ADVANCING GLOBAL COOPERATION
Europe has a tremendous role to play on the continent as well as internationally to ensure that the spread of the disease is as limited as possible and to minimize the economic fallouts. At the moment, China and South Korea are becoming far better models to follow but they do not have the ability to lobby for international action. If and when Europe sorts out a common approach and response, it needs to live up to its global responsibility and play an active role in achieving a global solution on both the health and economic front. The EU should also live up to its international responsibility in limiting the spread of the disease in developing countries and limiting the risks of important economic or financial fallouts for the rest of the world. On the health front, this may require sending advance teams of doctors to affected countries in the global south to ensure adequate testing, training and social distancing.
On the economic front, the IMFC, the G20 and G7 are the right fora for Europe to lobby for a more coordinated response economically as soon as it has devised its own. But it will prove difficult, because Saudi Arabia chairs the G20 and is currently engaged in a price/market war with the OPEC. Meanwhile, the US chairs the G7 and has shown with its unilateral travel ban to and from the EU, that it was neglecting international cooperation, including with its allies. The absence of international economic cooperation could limit the fiscal and monetary expansion of certain countries out of fear of free riding by the others and cooperation breakdown could make economic fallouts far worse.

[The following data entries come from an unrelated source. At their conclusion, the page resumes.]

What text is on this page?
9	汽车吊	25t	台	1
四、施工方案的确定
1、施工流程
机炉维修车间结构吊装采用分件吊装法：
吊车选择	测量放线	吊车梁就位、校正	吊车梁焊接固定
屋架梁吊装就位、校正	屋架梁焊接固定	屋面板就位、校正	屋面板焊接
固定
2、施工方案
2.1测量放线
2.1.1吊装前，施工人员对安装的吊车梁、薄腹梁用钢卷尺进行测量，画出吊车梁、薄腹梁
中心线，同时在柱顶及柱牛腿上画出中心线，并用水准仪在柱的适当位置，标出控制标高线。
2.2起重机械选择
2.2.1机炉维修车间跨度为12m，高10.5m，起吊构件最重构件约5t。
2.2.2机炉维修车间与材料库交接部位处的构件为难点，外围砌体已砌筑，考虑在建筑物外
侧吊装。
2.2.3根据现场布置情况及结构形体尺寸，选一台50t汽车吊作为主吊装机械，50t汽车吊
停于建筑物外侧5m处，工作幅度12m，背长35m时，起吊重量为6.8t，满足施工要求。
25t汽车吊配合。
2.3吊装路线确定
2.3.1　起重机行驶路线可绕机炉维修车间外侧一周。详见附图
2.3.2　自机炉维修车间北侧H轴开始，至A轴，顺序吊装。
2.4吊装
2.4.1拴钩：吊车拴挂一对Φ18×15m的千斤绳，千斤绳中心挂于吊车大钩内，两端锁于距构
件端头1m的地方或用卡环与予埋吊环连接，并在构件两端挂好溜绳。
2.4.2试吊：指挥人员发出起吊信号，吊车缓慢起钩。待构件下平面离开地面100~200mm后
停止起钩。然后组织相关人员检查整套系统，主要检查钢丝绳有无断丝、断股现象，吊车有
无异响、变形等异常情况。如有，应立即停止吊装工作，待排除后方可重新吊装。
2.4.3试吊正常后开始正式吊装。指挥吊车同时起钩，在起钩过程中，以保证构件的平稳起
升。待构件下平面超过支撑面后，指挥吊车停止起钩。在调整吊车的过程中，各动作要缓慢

The London G20 in February 2009 is probably the last thing that comes to mind as an exercise in international economic policy coordination. Yet, it played a vital role in organizing the response to the global financial crisis.
This time the virus is not of a financial origin, but it needs to be fought with the same intensity because it can have even worse effects. It is time to see if Europe has learned anything from the global financial crisis, the euro crisis and whether it can exert sufficient leadership on the global stage. Bilateral actions, possibly first with China given its successful experience in containing the virus, could be an important first step.
Regarding financial stability, the ECB has a particular role to play both in reassuring the world that it will live up to its responsibility as the issuer of a currency that is widely used internationally and that it stands ready to provide liquidity to its partners via the agreed FX swap arrangements. This commitment would reinforce the long term standing of the euro’s international status. And it should maintain a close dialogue with the leading central banks, in particular the Federal Reserve as well as the Central Banks of China, Japan and the UK to ensure the highest level of coordination and the unwavering commitment of all parties, in particular the US, to sustain the existing FX swap line network.
Europe is currently a laggard when it comes to the health and economic response to this epidemic. It has a long way to go but must get ahead of the crisis now and help coordinate a global response.
DGAP Policy Brief No. 6, March 13, 2020, 8 p.